Do your districts have guidelines to who should have an IHP?

We have very vague guidelines - which is fine by me. I find IHP's for the most part useless and unnecessary paper work - basically a care plan written by me for me to follow. I do them on kids that I see frequently for medical issues, kids that I provide frequent care for in the clinic - diabetics, the asthma kids that are just not well controlled, ADHD kids that I administer medication to on a daily basis - all others are on a case by case basis - I have had a few with bad concussions or were in bad accidents that had temp 504's that I had to write one for. Other than that I try to avoid them at all costs :)

Specializes in Med Surg, Tele, School Nurse, EMT/FF.

Where I just started working IHPs are only for those with severe medical issues. My school is pretty tame in that department so mostly I write them for those with severe allergies where they require to have an EpiPen present.

Specializes in NCSN.

Any student that has a medical condition that can alter their performance at school (all my asthmatics, diabetics, food allergy etc)

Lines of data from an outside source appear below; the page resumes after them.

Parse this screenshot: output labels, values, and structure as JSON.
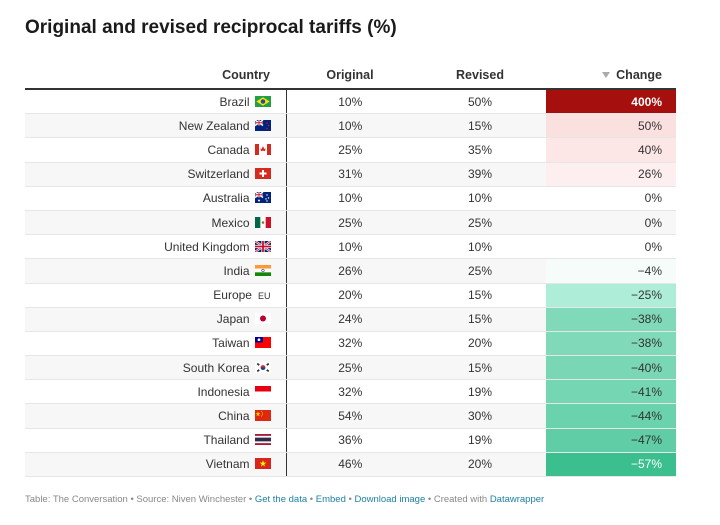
{
  "title": "Original and revised reciprocal tariffs (%)",
  "columns": {
    "country": "Country",
    "original": "Original",
    "revised": "Revised",
    "change": "Change"
  },
  "colors": {
    "max_positive": "#a50f0d",
    "light_positive": "#fbe0e0",
    "neutral": "#ffffff",
    "max_negative": "#3cbf8f"
  },
  "rows": [
    {
      "country": "Brazil",
      "flag": "brazil-flag",
      "original": "10%",
      "revised": "50%",
      "change": "400%"
    },
    {
      "country": "New Zealand",
      "flag": "new-zealand-flag",
      "original": "10%",
      "revised": "15%",
      "change": "50%"
    },
    {
      "country": "Canada",
      "flag": "canada-flag",
      "original": "25%",
      "revised": "35%",
      "change": "40%"
    },
    {
      "country": "Switzerland",
      "flag": "switzerland-flag",
      "original": "31%",
      "revised": "39%",
      "change": "26%"
    },
    {
      "country": "Australia",
      "flag": "australia-flag",
      "original": "10%",
      "revised": "10%",
      "change": "0%"
    },
    {
      "country": "Mexico",
      "flag": "mexico-flag",
      "original": "25%",
      "revised": "25%",
      "change": "0%"
    },
    {
      "country": "United Kingdom",
      "flag": "united-kingdom-flag",
      "original": "10%",
      "revised": "10%",
      "change": "0%"
    },
    {
      "country": "India",
      "flag": "india-flag",
      "original": "26%",
      "revised": "25%",
      "change": "−4%"
    },
    {
      "country": "Europe",
      "flag": "eu-flag",
      "flag_text": "EU",
      "original": "20%",
      "revised": "15%",
      "change": "−25%"
    },
    {
      "country": "Japan",
      "flag": "japan-flag",
      "original": "24%",
      "revised": "15%",
      "change": "−38%"
    },
    {
      "country": "Taiwan",
      "flag": "taiwan-flag",
      "original": "32%",
      "revised": "20%",
      "change": "−38%"
    },
    {
      "country": "South Korea",
      "flag": "south-korea-flag",
      "original": "25%",
      "revised": "15%",
      "change": "−40%"
    },
    {
      "country": "Indonesia",
      "flag": "indonesia-flag",
      "original": "32%",
      "revised": "19%",
      "change": "−41%"
    },
    {
      "country": "China",
      "flag": "china-flag",
      "original": "54%",
      "revised": "30%",
      "change": "−44%"
    },
    {
      "country": "Thailand",
      "flag": "thailand-flag",
      "original": "36%",
      "revised": "19%",
      "change": "−47%"
    },
    {
      "country": "Vietnam",
      "flag": "vietnam-flag",
      "original": "46%",
      "revised": "20%",
      "change": "−57%"
    }
  ],
  "chart_data": {
    "type": "table",
    "title": "Original and revised reciprocal tariffs (%)",
    "columns": [
      "Country",
      "Original",
      "Revised",
      "Change"
    ],
    "sorted_by": "Change",
    "sort_order": "descending",
    "categories": [
      "Brazil",
      "New Zealand",
      "Canada",
      "Switzerland",
      "Australia",
      "Mexico",
      "United Kingdom",
      "India",
      "Europe",
      "Japan",
      "Taiwan",
      "South Korea",
      "Indonesia",
      "China",
      "Thailand",
      "Vietnam"
    ],
    "series": [
      {
        "name": "Original",
        "values": [
          10,
          10,
          25,
          31,
          10,
          25,
          10,
          26,
          20,
          24,
          32,
          25,
          32,
          54,
          36,
          46
        ]
      },
      {
        "name": "Revised",
        "values": [
          50,
          15,
          35,
          39,
          10,
          25,
          10,
          25,
          15,
          15,
          20,
          15,
          19,
          30,
          19,
          20
        ]
      },
      {
        "name": "Change",
        "values": [
          400,
          50,
          40,
          26,
          0,
          0,
          0,
          -4,
          -25,
          -38,
          -38,
          -40,
          -41,
          -44,
          -47,
          -57
        ]
      }
    ]
  },
  "footer": {
    "source_text": "Table: The Conversation • Source: Niven Winchester • ",
    "get_data": "Get the data",
    "sep1": " • ",
    "embed": "Embed",
    "sep2": " • ",
    "download": "Download image",
    "created": " • Created with ",
    "datawrapper": "Datawrapper"
  }
}
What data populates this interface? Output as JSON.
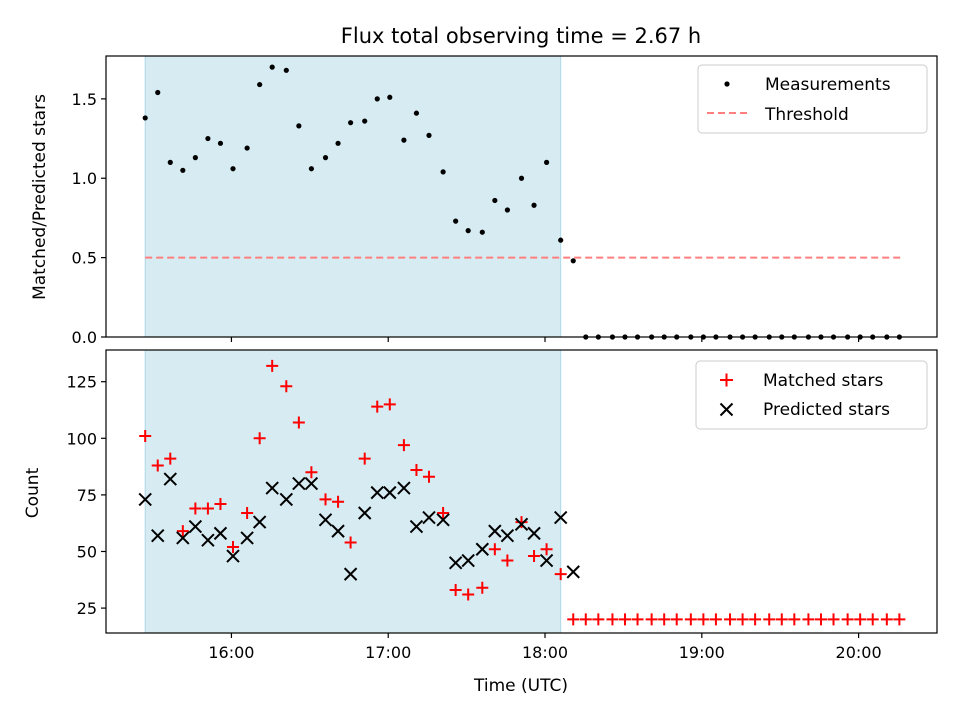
{
  "title": "Flux total observing time = 2.67 h",
  "xlabel": "Time (UTC)",
  "x_ticks": [
    {
      "label": "16:00",
      "value": 16.0
    },
    {
      "label": "17:00",
      "value": 17.0
    },
    {
      "label": "18:00",
      "value": 18.0
    },
    {
      "label": "19:00",
      "value": 19.0
    },
    {
      "label": "20:00",
      "value": 20.0
    }
  ],
  "colors": {
    "span": "#add8e6",
    "measurement": "#000000",
    "threshold": "#ff7f7f",
    "matched": "#ff0000",
    "predicted": "#000000"
  },
  "chart_data": [
    {
      "type": "scatter",
      "panel": "top",
      "ylabel": "Matched/Predicted stars",
      "xlim": [
        15.2,
        20.5
      ],
      "ylim": [
        0,
        1.77
      ],
      "y_ticks": [
        {
          "label": "0.0",
          "value": 0.0
        },
        {
          "label": "0.5",
          "value": 0.5
        },
        {
          "label": "1.0",
          "value": 1.0
        },
        {
          "label": "1.5",
          "value": 1.5
        }
      ],
      "shaded_span": [
        15.45,
        18.1
      ],
      "threshold": {
        "y": 0.5,
        "x": [
          15.45,
          20.28
        ]
      },
      "legend": {
        "position": "top-right",
        "entries": [
          {
            "label": "Measurements",
            "marker": "dot"
          },
          {
            "label": "Threshold",
            "marker": "dashed-line"
          }
        ]
      },
      "series": [
        {
          "name": "Measurements",
          "points": [
            [
              15.45,
              1.38
            ],
            [
              15.53,
              1.54
            ],
            [
              15.61,
              1.1
            ],
            [
              15.69,
              1.05
            ],
            [
              15.77,
              1.13
            ],
            [
              15.85,
              1.25
            ],
            [
              15.93,
              1.22
            ],
            [
              16.01,
              1.06
            ],
            [
              16.1,
              1.19
            ],
            [
              16.18,
              1.59
            ],
            [
              16.26,
              1.7
            ],
            [
              16.35,
              1.68
            ],
            [
              16.43,
              1.33
            ],
            [
              16.51,
              1.06
            ],
            [
              16.6,
              1.13
            ],
            [
              16.68,
              1.22
            ],
            [
              16.76,
              1.35
            ],
            [
              16.85,
              1.36
            ],
            [
              16.93,
              1.5
            ],
            [
              17.01,
              1.51
            ],
            [
              17.1,
              1.24
            ],
            [
              17.18,
              1.41
            ],
            [
              17.26,
              1.27
            ],
            [
              17.35,
              1.04
            ],
            [
              17.43,
              0.73
            ],
            [
              17.51,
              0.67
            ],
            [
              17.6,
              0.66
            ],
            [
              17.68,
              0.86
            ],
            [
              17.76,
              0.8
            ],
            [
              17.85,
              1.0
            ],
            [
              17.93,
              0.83
            ],
            [
              18.01,
              1.1
            ],
            [
              18.1,
              0.61
            ],
            [
              18.18,
              0.48
            ],
            [
              18.26,
              0
            ],
            [
              18.34,
              0
            ],
            [
              18.43,
              0
            ],
            [
              18.51,
              0
            ],
            [
              18.59,
              0
            ],
            [
              18.68,
              0
            ],
            [
              18.76,
              0
            ],
            [
              18.84,
              0
            ],
            [
              18.93,
              0
            ],
            [
              19.01,
              0
            ],
            [
              19.09,
              0
            ],
            [
              19.18,
              0
            ],
            [
              19.26,
              0
            ],
            [
              19.34,
              0
            ],
            [
              19.43,
              0
            ],
            [
              19.51,
              0
            ],
            [
              19.59,
              0
            ],
            [
              19.68,
              0
            ],
            [
              19.76,
              0
            ],
            [
              19.84,
              0
            ],
            [
              19.93,
              0
            ],
            [
              20.01,
              0
            ],
            [
              20.09,
              0
            ],
            [
              20.18,
              0
            ],
            [
              20.26,
              0
            ]
          ]
        }
      ]
    },
    {
      "type": "scatter",
      "panel": "bottom",
      "ylabel": "Count",
      "xlim": [
        15.2,
        20.5
      ],
      "ylim": [
        14,
        139
      ],
      "y_ticks": [
        {
          "label": "25",
          "value": 25
        },
        {
          "label": "50",
          "value": 50
        },
        {
          "label": "75",
          "value": 75
        },
        {
          "label": "100",
          "value": 100
        },
        {
          "label": "125",
          "value": 125
        }
      ],
      "shaded_span": [
        15.45,
        18.1
      ],
      "legend": {
        "position": "top-right",
        "entries": [
          {
            "label": "Matched stars",
            "marker": "plus"
          },
          {
            "label": "Predicted stars",
            "marker": "x"
          }
        ]
      },
      "series": [
        {
          "name": "Matched stars",
          "marker": "plus",
          "points": [
            [
              15.45,
              101
            ],
            [
              15.53,
              88
            ],
            [
              15.61,
              91
            ],
            [
              15.69,
              59
            ],
            [
              15.77,
              69
            ],
            [
              15.85,
              69
            ],
            [
              15.93,
              71
            ],
            [
              16.01,
              52
            ],
            [
              16.1,
              67
            ],
            [
              16.18,
              100
            ],
            [
              16.26,
              132
            ],
            [
              16.35,
              123
            ],
            [
              16.43,
              107
            ],
            [
              16.51,
              85
            ],
            [
              16.6,
              73
            ],
            [
              16.68,
              72
            ],
            [
              16.76,
              54
            ],
            [
              16.85,
              91
            ],
            [
              16.93,
              114
            ],
            [
              17.01,
              115
            ],
            [
              17.1,
              97
            ],
            [
              17.18,
              86
            ],
            [
              17.26,
              83
            ],
            [
              17.35,
              67
            ],
            [
              17.43,
              33
            ],
            [
              17.51,
              31
            ],
            [
              17.6,
              34
            ],
            [
              17.68,
              51
            ],
            [
              17.76,
              46
            ],
            [
              17.85,
              63
            ],
            [
              17.93,
              48
            ],
            [
              18.01,
              51
            ],
            [
              18.1,
              40
            ],
            [
              18.18,
              20
            ],
            [
              18.26,
              20
            ],
            [
              18.34,
              20
            ],
            [
              18.43,
              20
            ],
            [
              18.51,
              20
            ],
            [
              18.59,
              20
            ],
            [
              18.68,
              20
            ],
            [
              18.76,
              20
            ],
            [
              18.84,
              20
            ],
            [
              18.93,
              20
            ],
            [
              19.01,
              20
            ],
            [
              19.09,
              20
            ],
            [
              19.18,
              20
            ],
            [
              19.26,
              20
            ],
            [
              19.34,
              20
            ],
            [
              19.43,
              20
            ],
            [
              19.51,
              20
            ],
            [
              19.59,
              20
            ],
            [
              19.68,
              20
            ],
            [
              19.76,
              20
            ],
            [
              19.84,
              20
            ],
            [
              19.93,
              20
            ],
            [
              20.01,
              20
            ],
            [
              20.09,
              20
            ],
            [
              20.18,
              20
            ],
            [
              20.26,
              20
            ]
          ]
        },
        {
          "name": "Predicted stars",
          "marker": "x",
          "points": [
            [
              15.45,
              73
            ],
            [
              15.53,
              57
            ],
            [
              15.61,
              82
            ],
            [
              15.69,
              56
            ],
            [
              15.77,
              61
            ],
            [
              15.85,
              55
            ],
            [
              15.93,
              58
            ],
            [
              16.01,
              48
            ],
            [
              16.1,
              56
            ],
            [
              16.18,
              63
            ],
            [
              16.26,
              78
            ],
            [
              16.35,
              73
            ],
            [
              16.43,
              80
            ],
            [
              16.51,
              80
            ],
            [
              16.6,
              64
            ],
            [
              16.68,
              59
            ],
            [
              16.76,
              40
            ],
            [
              16.85,
              67
            ],
            [
              16.93,
              76
            ],
            [
              17.01,
              76
            ],
            [
              17.1,
              78
            ],
            [
              17.18,
              61
            ],
            [
              17.26,
              65
            ],
            [
              17.35,
              64
            ],
            [
              17.43,
              45
            ],
            [
              17.51,
              46
            ],
            [
              17.6,
              51
            ],
            [
              17.68,
              59
            ],
            [
              17.76,
              57
            ],
            [
              17.85,
              62
            ],
            [
              17.93,
              58
            ],
            [
              18.01,
              46
            ],
            [
              18.1,
              65
            ],
            [
              18.18,
              41
            ]
          ]
        }
      ]
    }
  ]
}
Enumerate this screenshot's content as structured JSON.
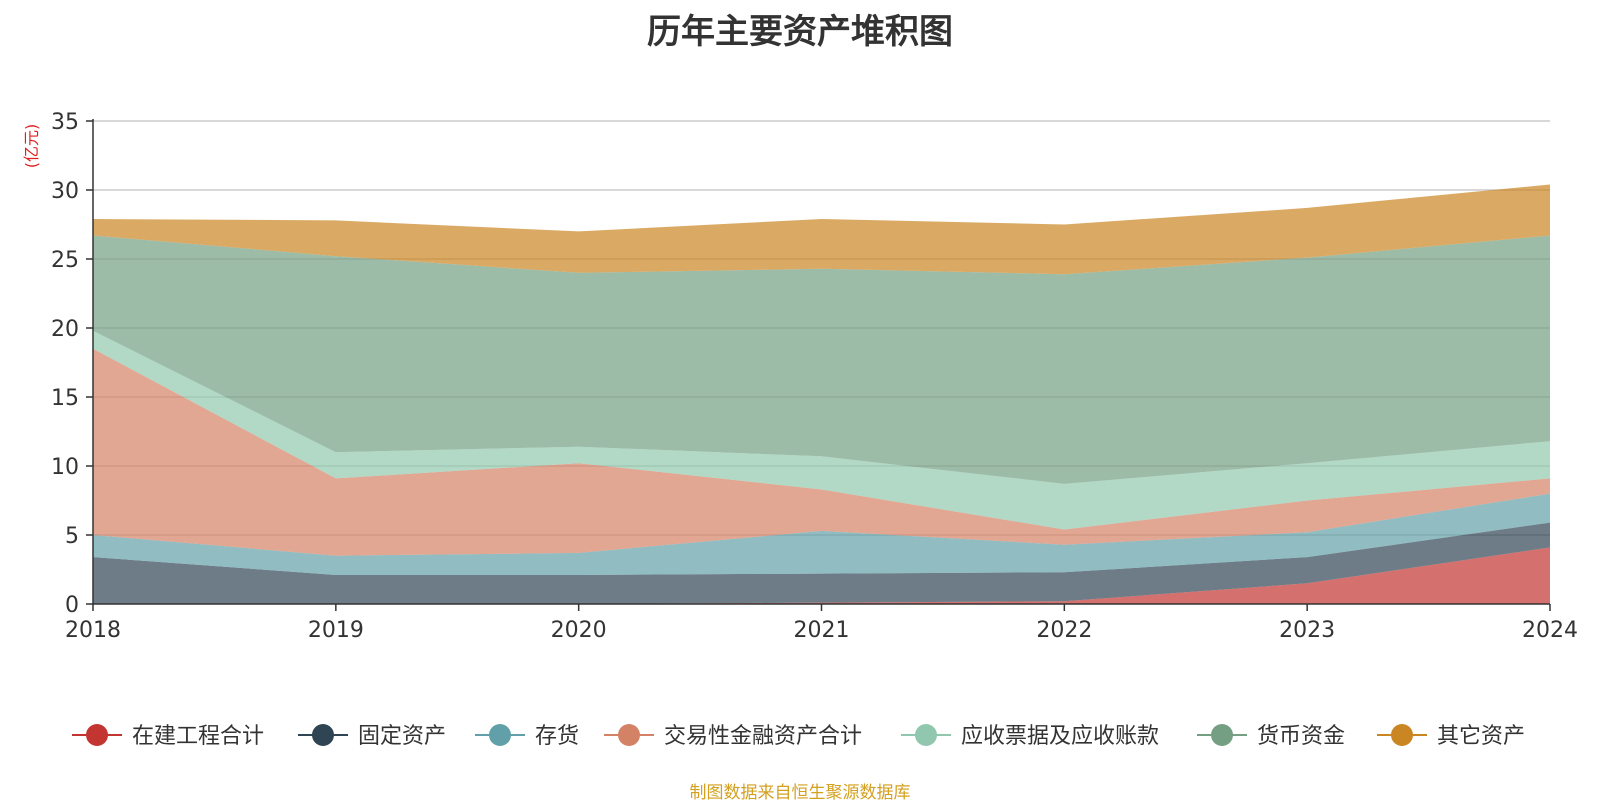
{
  "title": "历年主要资产堆积图",
  "source_note": "制图数据来自恒生聚源数据库",
  "chart_data": {
    "type": "area",
    "stacked": true,
    "title": "历年主要资产堆积图",
    "y_unit": "(亿元)",
    "categories": [
      "2018",
      "2019",
      "2020",
      "2021",
      "2022",
      "2023",
      "2024"
    ],
    "ylim": [
      0,
      35
    ],
    "y_ticks": [
      0,
      5,
      10,
      15,
      20,
      25,
      30,
      35
    ],
    "grid": true,
    "legend_position": "bottom",
    "series": [
      {
        "name": "在建工程合计",
        "color": "#c23531",
        "values": [
          0.0,
          0.0,
          0.0,
          0.1,
          0.2,
          1.5,
          4.1
        ]
      },
      {
        "name": "固定资产",
        "color": "#2f4554",
        "values": [
          3.4,
          2.1,
          2.1,
          2.1,
          2.1,
          1.9,
          1.8
        ]
      },
      {
        "name": "存货",
        "color": "#61a0a8",
        "values": [
          1.6,
          1.4,
          1.6,
          3.1,
          2.0,
          1.8,
          2.1
        ]
      },
      {
        "name": "交易性金融资产合计",
        "color": "#d48265",
        "values": [
          13.5,
          5.6,
          6.5,
          3.0,
          1.1,
          2.3,
          1.1
        ]
      },
      {
        "name": "应收票据及应收账款",
        "color": "#91c7ae",
        "values": [
          1.3,
          1.9,
          1.2,
          2.4,
          3.3,
          2.7,
          2.7
        ]
      },
      {
        "name": "货币资金",
        "color": "#749f83",
        "values": [
          6.9,
          14.2,
          12.6,
          13.6,
          15.2,
          14.9,
          14.9
        ]
      },
      {
        "name": "其它资产",
        "color": "#ca8622",
        "values": [
          1.2,
          2.6,
          3.0,
          3.6,
          3.6,
          3.6,
          3.7
        ]
      }
    ]
  }
}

Specializes in Pediatrics, school nursing.

We have fairly vague guidelines for IHPs. We have these "Action Plans" for Diabetes, Seizures, and Severe Allergies, which cover the procedures for handling an emergency, and I feel like IHPs are stating the same thing most of the time. I generally write them for my students who will require daily procedures or emergency medications, but not for students with ADHD. I don't do anything special for them beyond administering a pill, and I have a medication form for those.

I have kids with allergy action plans, seizure plans, and asthma action plans. I do IHP's for kids with medical needs that don't fall in to those categories i.e. IDDM, g-tubes. As few as possible.

Specializes in ICU/community health/school nursing.
Any student that has a medical condition that can alter their performance at school (all my asthmatics, diabetics, food allergy etc)

I would add....that I do something about. Do they have equipment or medication here? Do I administer or do they carry?

Our district requires a certain level of training for teachers with students who are diabetic and to know how to use an Epi Pen for students who have severe allergies. But if I'm not doing anything (student carries med and is stable) then do I need an IHP? Probably not. Hope that helps.

Specializes in School Nurse.

To help me figure out which students I do IHP's for:

Do they have a medical dx and/or doctor's orders, and do I do something for them in the clinic?

I don't write them for self-carry students. Most of those students I never see during the school year.

Specializes in NCSN.
I would add....that I do something about. Do they have equipment or medication here? Do I administer or do they carry?

Our district requires a certain level of training for teachers with students who are diabetic and to know how to use an Epi Pen for students who have severe allergies. But if I'm not doing anything (student carries med and is stable) then do I need an IHP? Probably not. Hope that helps.

Yes I should've added that in too! :)

Specializes in School nurse, IR nurse, Float pool nurse.

That sounds like a lot of IHP's how many students are on your campus?

Specializes in ICU/community health/school nursing.
That sounds like a lot of IHP's how many students are on your campus?

Less than 100 - diabetes, really bad asthma, seizure activity, EpiPens.... N = 2300 kids.

Specializes in NCSN.
That sounds like a lot of IHP's how many students are on your campus?

I have around 450 students. Our SNAP program makes it super easy to do IHPs so it doesn't really take me to much time to get one done.